The WMO have today released their State of Global Climate in 2016 report, detailing a record global temperature, exceptionally low sea ice, continued sea level rise and increasing ocean temperatures, with extreme weather and climate continuing into 2017.
The authoritative annual statement is based on several international datasets maintained independently by global climate analysis centres, as well as research institutes and national meteorological and hydrological centres.
Image: WMO summary infographic (Source: WMO)
The report confirms that 2016 was the warmest on record – 1.1oC above the pre-industrial period and 0.05oC above the previous record set in 2015. Furthermore, each of the 16 years since 2001 has been at least 0.4°C above the long-term average for the 1961-1990 base period, used by WMO as a reference for climate change monitoring.
Image: Plot showing globally-averaged temperature anomalies by year (Source: WMO)
The combinations of powerful computers and long-term climate data enable scientists to demonstrate the links with long-term climate change caused by greenhouse gas emissions. Carbon dioxide levels in the atmosphere reached the symbolic benchmark of 400 parts per millions in 2015 and will not fall below that level for many generations due to the long-lasting nature of CO2. The powerful 2015/2016 El Niño event boosted global temperatures in 2016, with temperatures in strong El Niño years typically 0.1°C to 0.2°C warmer than background levels.
“Globally averaged sea surface temperatures were also the warmest on record, global sea levels continued to rise, and Arctic sea-ice extent was well below average for most of the year. With levels of carbon dioxide in the atmosphere consistently breaking new records, the influence of human activities on the climate system has become more and more evident,” said WMO Secretary-General Petteri Taalas.
Arctic Sea Ice
The seasonal maximum for sea ice - 14.52 million square kilometres on 24 March - was the lowest in the 1979-2016 satellite record. Dr Emily Shuckburgh, Deputy Head of Polar Oceans at the British Antarctic Survey and Chair of the RMetS’ Climate Science Communications Group said: “2016 was exceptional from a climate perspective and the Arctic stood out as experiencing particularly extreme conditions. During winter the region saw the polar equivalent of a searing heatwave, with temperatures in January breaking previous records by a staggering 2.0° C. Arctic sea-ice extent also reached record-breaking levels, with the year as a whole showing the smallest ice coverage in the 38-year satellite record.”

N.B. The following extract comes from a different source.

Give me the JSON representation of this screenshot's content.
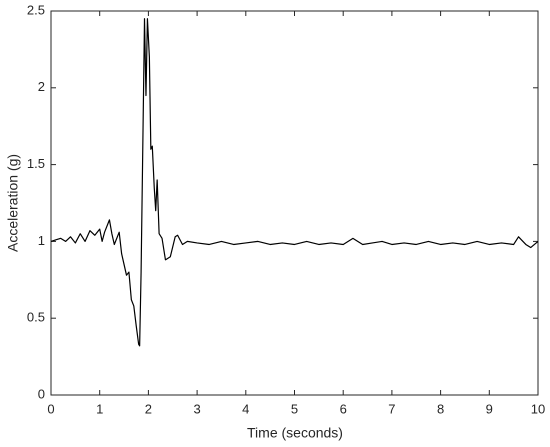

“Scientific understanding leads us to expect the Arctic to warm more than elsewhere – something known as Arctic Amplification – and data records show Arctic temperatures are increasing at double the global rate. The Arctic may be remote, but changes that occur there directly affect us. The melting of the Greenland icesheet is already contributing significantly to sea level rise, and new research is highlighting that the melting of Arctic sea ice can alter weather conditions across Europe, Asia and North America.”
“The changes we are now seeing in the polar regions are a stark reminder of the scale and urgency of the climate challenge.”